You were the first to close, and for those of you who are focussed on international travellers there is no timeline yet for the borders to be open again.
While JobKeeper has enabled some of your businesses to survive – we know now that will end soon.
It was great when Dr Spurrier announced travel to the regions was encouraged again and I am pleased to hear the long weekend saw many places booked out.
Intrastate tourism is important to SA and the Welcome Back campaign reminds people of our great backyard.
But there is no doubt the impacts of COVID-19 will be with us for some time.
This is a very different presentation to what I would have given 6 months ago.
The world has changed.
It is positive news that Singapore Airlines, Malaysian and Cathay Pacific have re-established their direct flights to Adelaide – but let's remind ourselves before COVID-19 there was 47 international flights from 9 different airline every week.
It will take dedication and commitment for us to get back to those levels.
The questions we are all asking:
- Is there pent up demand or reluctance to travel?
- Will the layouts of our wineries, restaurants and cafes change permanently?
The volatility, uncertainty and complexity is likely to continue.
The state election is 18 months away and I am forming up what the Malinauskas Labor tourism policy will be.
One of the questions I ask myself every day is, what is the role of Government?
It seems to me the role Government in tourism is to plan, invest in marketing, events and infrastructure. And for major events to manage them.
We can do better to utilise South Australian talent.
Whether it’s smart wayfinding from Tonsley, electric vehicles made in Edinburgh or supporting new local festivals – there is a lot of untapped potential in South Australian ideas.
I call this concept Smart Tourism. Ways in which we can invest in local ideas that can help local businesses.
Technology can never replace the people-oriented nature of tourism.
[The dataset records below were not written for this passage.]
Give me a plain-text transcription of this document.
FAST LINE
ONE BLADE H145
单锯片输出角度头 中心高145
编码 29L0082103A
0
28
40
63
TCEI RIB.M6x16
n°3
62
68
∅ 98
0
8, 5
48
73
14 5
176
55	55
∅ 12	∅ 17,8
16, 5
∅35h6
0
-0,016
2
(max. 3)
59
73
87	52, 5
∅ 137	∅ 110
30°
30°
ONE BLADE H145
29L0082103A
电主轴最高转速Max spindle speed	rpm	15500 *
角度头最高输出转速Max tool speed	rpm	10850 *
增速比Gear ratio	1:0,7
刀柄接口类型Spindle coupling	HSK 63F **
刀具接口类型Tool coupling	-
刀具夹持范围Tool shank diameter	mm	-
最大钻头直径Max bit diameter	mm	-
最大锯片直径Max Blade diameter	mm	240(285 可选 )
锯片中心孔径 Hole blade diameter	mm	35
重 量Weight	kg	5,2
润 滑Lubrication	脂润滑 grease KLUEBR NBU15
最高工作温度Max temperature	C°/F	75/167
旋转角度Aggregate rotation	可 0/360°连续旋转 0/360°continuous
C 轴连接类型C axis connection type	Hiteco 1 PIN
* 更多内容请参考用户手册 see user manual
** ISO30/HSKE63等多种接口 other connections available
It should assist it.
My point is that whenever someone spruiks a new idea, a new marketing plan or new technology – we should always ask “How will this make the visitor experience better?”
It can be very easy to get caught up in fads or trends, but if we always have the customer in mind, we can’t go wrong.
I want to evoke what happened in response to the Great Depression.
The US implemented a series of programs called The New Deal, which was designed to be a pathway for recovery.
The New Deal was new reforms, infrastructure projects and regulation changes to turbocharge the economy.
And so, my question is: Where is SA’s New Tourism Deal?
This is our chance to restart the conversation about how Government can engage with the private sector.
We need a New Tourism Deal - that takes tourism seriously.
A New Tourism Deal that gives a complete roadmap for all tourism industry sectors to reopen.
A New Tourism Deal for new tourism infrastructure projects.
A New Tourism Deal about red-tape reduction and regulation reform.
How can Government and the private sector work better together?
In the Dunstan era we saw leadership that changed how we embrace tourism, hospitality and the arts.
Dunstan scrapped the 6 o’clock swill, brought in BYO laws and alfresco dining. As Premier of the day, he championed a food and wine culture.
As a result, from 1968 to 1983 the number of Adelaide restaurant licences went from 30 to 401.
More recently under the Weatherill Labor government we have experienced increased vibrancy with the strong investment of small bars in the Adelaide CBD.
The small venue licence legislation introduced in 2013 resulted in the opening of 110 venues operating with the licence by 2019.
An economic review calculated this led to the creation of 1250 jobs (685 full-time), often younger people involved many as owner managers many with a focus on supporting SA food growers, wine and spirit distillers.
What this shows us that we have the runs on the board in South Australia with creative solutions.
We can take tourism seriously and there will be benefits for all South Australians.
Thank you for the opportunity to address you today.
I know that it your efforts every day that make us a great place to be a tourist.
It is one of the most difficult times we have faced as an industry.
As we dust ourselves off, restart and rebuild.
I want to be a key part of the conversation as we look to the future.